The Thousand-Year Reich

Los Angeles has many restaurants. It even has many good restaurants.

I once wondered how long it would take to try them all. I started by estimating how many there were, and then calculating how many breakfasts, lunches and dinners I would have to consume to get through the list. But then I realized that it was almost certainly impossible to do so, because many of them would close before I had a chance to get to them, and others would open that I hadn’t gotten to yet. There simply was not enough time in a serial process (and I have only one mouth, so there’s no way to parallelize it) to accomplish the task.

I was reminded of this little mental exercise by the current discussion of whether the inspectors in Iraq are doing their job properly, or even can.

In my fury over Mr. Tisdall’s blatant lie, described in my previous post, I failed to get to the end of his article, in which I found this gem:

But the fact remains that proof of serious, serial deception is so far lacking; that there has been none of the predicted Iraqi obstruction; and that the inspectors, backed by Kofi Annan, want much more time to do their job properly. And even if a “smoking gun” were found in some Basra bunker, so what? This would be a success, meaning the investigations are working.

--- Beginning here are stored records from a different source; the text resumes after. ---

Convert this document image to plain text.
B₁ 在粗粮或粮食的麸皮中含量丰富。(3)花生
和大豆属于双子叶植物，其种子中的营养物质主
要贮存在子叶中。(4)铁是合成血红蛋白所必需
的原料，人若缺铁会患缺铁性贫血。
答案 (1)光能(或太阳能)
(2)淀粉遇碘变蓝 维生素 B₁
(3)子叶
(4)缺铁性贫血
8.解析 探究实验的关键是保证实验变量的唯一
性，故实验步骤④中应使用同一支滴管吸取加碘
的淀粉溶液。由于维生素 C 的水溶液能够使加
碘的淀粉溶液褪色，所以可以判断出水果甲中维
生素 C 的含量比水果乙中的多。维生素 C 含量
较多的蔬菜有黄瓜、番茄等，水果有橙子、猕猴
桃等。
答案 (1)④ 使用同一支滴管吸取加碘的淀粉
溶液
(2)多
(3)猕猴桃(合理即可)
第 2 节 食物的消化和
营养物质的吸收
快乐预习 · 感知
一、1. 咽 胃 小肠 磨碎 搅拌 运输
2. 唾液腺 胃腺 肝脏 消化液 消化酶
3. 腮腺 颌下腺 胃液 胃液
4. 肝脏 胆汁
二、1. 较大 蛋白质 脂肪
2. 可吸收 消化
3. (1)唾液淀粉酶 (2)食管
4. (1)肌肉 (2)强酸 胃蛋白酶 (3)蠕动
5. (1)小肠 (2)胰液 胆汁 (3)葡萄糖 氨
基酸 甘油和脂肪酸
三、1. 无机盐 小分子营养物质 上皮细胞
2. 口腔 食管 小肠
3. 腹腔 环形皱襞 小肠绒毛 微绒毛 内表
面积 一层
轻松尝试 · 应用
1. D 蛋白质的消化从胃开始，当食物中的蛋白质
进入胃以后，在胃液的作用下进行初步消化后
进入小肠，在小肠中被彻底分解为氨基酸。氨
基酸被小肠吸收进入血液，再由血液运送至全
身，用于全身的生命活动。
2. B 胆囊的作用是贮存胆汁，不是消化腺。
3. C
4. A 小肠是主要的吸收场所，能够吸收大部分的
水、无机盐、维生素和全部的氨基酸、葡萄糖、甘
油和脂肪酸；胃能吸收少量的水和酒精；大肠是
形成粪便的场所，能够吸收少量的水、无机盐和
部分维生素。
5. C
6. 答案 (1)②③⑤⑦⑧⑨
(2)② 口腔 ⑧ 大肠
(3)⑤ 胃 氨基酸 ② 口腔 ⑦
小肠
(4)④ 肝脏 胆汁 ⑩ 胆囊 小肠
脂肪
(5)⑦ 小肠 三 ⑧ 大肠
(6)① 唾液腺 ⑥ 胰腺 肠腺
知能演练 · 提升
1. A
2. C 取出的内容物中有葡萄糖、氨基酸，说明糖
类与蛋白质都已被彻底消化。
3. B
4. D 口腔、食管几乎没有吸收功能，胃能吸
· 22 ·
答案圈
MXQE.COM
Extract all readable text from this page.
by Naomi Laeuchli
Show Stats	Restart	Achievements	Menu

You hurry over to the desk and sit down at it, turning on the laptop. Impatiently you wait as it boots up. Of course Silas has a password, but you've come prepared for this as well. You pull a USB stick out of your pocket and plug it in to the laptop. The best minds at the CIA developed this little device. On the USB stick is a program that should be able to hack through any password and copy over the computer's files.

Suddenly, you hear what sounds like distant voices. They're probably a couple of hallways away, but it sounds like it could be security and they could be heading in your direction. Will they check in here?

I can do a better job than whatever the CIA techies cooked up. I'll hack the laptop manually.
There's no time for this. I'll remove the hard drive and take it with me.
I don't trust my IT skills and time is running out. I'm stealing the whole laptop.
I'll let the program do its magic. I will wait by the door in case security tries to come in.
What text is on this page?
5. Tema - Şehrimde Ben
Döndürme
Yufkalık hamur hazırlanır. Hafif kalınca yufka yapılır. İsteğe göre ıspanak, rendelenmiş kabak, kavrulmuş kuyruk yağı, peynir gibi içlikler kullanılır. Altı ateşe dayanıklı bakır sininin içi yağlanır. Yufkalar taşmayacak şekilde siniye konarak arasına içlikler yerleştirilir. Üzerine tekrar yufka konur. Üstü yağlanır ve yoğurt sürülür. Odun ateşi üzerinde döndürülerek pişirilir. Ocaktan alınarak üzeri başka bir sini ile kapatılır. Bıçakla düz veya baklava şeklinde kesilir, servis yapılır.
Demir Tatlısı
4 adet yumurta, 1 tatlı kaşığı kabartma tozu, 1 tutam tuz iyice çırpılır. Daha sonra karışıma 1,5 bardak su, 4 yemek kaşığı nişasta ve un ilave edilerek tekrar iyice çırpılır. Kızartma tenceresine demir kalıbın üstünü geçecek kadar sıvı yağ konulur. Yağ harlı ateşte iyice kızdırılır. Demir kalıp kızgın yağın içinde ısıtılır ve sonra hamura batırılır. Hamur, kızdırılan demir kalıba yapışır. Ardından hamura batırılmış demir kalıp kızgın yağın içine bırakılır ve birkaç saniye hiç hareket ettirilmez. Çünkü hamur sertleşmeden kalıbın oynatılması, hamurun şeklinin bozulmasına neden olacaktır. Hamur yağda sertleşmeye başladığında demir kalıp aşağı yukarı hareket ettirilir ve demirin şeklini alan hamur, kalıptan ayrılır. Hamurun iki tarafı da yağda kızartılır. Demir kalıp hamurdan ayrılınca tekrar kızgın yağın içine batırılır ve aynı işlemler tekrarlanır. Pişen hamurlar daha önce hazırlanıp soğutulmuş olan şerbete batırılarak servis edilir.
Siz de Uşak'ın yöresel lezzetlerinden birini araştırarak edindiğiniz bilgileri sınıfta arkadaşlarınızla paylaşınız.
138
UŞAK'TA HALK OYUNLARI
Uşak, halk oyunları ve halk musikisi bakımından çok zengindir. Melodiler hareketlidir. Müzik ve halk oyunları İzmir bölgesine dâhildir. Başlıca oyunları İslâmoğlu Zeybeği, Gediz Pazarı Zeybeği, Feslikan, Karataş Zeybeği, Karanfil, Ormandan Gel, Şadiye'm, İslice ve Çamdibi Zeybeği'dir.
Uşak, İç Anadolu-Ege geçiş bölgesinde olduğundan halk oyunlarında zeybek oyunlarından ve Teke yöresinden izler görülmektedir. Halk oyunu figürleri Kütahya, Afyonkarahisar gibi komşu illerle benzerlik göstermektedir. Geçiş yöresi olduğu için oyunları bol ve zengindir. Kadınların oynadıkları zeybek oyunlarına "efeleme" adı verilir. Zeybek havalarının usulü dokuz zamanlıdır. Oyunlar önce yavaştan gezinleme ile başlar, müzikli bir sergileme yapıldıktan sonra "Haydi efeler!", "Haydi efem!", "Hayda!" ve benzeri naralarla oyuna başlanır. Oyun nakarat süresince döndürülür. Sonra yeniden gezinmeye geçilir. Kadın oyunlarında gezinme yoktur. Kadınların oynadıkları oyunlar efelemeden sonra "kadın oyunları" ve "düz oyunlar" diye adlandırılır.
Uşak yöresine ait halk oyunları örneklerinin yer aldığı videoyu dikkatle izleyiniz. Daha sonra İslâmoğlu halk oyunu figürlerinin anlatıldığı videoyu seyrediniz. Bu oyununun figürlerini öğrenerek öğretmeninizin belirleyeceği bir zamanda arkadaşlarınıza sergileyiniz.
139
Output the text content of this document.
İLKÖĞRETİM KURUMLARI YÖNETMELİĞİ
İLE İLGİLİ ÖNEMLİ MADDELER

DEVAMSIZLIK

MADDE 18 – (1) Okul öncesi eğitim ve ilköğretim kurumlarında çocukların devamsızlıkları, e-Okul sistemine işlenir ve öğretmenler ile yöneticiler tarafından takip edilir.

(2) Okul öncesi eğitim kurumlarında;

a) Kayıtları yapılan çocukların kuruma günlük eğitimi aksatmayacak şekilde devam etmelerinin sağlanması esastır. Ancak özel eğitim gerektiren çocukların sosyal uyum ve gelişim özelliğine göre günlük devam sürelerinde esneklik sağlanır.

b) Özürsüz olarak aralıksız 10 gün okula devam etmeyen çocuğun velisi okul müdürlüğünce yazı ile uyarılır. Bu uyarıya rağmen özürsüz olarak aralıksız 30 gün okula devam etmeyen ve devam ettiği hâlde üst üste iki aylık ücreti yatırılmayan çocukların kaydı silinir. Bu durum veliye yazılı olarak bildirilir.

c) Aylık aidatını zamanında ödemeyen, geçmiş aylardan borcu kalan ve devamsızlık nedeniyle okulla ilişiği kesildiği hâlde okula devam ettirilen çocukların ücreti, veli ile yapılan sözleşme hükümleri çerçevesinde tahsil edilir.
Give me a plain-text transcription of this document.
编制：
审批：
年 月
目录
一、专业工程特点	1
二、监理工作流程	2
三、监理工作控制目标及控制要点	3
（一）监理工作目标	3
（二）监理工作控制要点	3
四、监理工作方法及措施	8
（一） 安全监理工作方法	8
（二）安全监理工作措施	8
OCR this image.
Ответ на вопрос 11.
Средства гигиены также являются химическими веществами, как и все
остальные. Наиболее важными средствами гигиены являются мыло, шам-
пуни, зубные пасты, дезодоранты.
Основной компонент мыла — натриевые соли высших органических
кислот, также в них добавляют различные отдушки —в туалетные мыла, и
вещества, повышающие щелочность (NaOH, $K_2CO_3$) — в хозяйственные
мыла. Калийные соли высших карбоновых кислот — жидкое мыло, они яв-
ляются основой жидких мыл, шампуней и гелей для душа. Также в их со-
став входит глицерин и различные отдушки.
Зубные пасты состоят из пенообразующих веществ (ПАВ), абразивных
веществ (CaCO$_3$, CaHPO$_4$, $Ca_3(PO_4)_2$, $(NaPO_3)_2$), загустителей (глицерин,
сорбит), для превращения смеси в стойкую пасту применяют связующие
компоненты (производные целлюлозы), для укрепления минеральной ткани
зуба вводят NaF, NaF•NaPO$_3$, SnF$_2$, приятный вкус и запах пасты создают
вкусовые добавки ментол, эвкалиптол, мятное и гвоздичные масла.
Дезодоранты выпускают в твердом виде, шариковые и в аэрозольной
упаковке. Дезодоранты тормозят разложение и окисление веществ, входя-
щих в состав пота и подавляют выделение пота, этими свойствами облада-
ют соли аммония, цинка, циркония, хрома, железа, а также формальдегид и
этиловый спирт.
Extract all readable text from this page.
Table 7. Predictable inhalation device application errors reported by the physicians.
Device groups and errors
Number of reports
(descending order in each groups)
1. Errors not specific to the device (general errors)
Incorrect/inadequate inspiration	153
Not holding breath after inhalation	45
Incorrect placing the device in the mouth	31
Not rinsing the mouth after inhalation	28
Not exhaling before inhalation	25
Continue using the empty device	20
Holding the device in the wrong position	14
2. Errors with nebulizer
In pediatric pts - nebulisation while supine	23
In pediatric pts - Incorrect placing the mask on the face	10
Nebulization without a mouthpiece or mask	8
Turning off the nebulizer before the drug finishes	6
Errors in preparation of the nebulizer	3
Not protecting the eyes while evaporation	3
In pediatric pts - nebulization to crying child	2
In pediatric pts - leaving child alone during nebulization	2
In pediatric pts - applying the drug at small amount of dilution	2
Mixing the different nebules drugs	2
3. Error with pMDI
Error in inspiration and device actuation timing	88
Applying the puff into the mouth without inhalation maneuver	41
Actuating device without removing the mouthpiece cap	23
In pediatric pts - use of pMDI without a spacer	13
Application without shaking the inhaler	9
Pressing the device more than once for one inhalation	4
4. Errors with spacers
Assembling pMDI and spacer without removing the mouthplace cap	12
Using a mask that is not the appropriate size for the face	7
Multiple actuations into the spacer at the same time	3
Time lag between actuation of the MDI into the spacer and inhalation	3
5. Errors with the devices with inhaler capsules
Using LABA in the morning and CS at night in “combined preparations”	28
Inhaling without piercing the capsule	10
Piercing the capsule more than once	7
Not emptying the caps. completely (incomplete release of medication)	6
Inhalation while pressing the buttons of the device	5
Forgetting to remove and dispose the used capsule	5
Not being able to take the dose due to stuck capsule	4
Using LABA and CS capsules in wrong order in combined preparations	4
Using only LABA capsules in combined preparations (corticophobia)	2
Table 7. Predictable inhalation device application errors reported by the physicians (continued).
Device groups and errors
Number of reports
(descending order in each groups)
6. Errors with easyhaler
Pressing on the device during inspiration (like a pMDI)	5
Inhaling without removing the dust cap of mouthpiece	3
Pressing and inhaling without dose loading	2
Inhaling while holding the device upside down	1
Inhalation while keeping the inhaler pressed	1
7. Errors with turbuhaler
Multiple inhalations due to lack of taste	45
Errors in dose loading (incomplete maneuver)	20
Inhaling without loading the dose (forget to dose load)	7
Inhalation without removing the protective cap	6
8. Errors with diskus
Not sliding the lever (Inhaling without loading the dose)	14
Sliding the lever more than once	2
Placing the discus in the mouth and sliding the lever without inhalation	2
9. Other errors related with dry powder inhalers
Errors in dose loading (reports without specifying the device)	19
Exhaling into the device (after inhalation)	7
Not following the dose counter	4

Let’s not even bother to point out that the first sentence is blithering nonsense, as both Rumsfeld and Powell pointed out on the Sunday talk shows this weekend.

This is the latest disingenuous tactic of those opposing the removal of Saddam from power. Heads I win, tails you lose.

If the inspectors fail to find anything, it means that there’s nothing there to find, or that they aren’t looking hard enough, so the inspections must continue for months, or years.

If the inspectors find something, it means that the “inspections process is working,” and so the inspections must continue, for months, or years.

It depends, of course, on continuing to misrepresent both the clear language of last October’s UN resolution, and the purpose of the inspectors. As Rumsfeld pointed out, they are inspectors, not “finders.” They are supposed to be inspecting and verifying weapons described and displayed by a cooperative Iraqi government (weapons, that is, that the Iraqi government declared in December didn’t exist). They are not supposed to be playing cat and mouse, and “catch me if you can.”

If it is their job to find weapons, in a country the size of Iraq, that the Iraqi government continues to try to hide, often in a shell game of moving them from one palace to another, they don’t have enough “inspectors” and even if they did, they will all be old and dead before the job is complete. They’ll never “eat at all the restaurants,” per my example above. Saddam will have ample time to develop not just nukes, but fusion weapons, and even photon torpedos and planet-busting death rays.

Purely and simply, “the inspections must go on” is the mantra of those who want Saddam to go on as well, because under such a scenario, short of natural causes, there will be no means to remove him, any more than there has been over the past decades.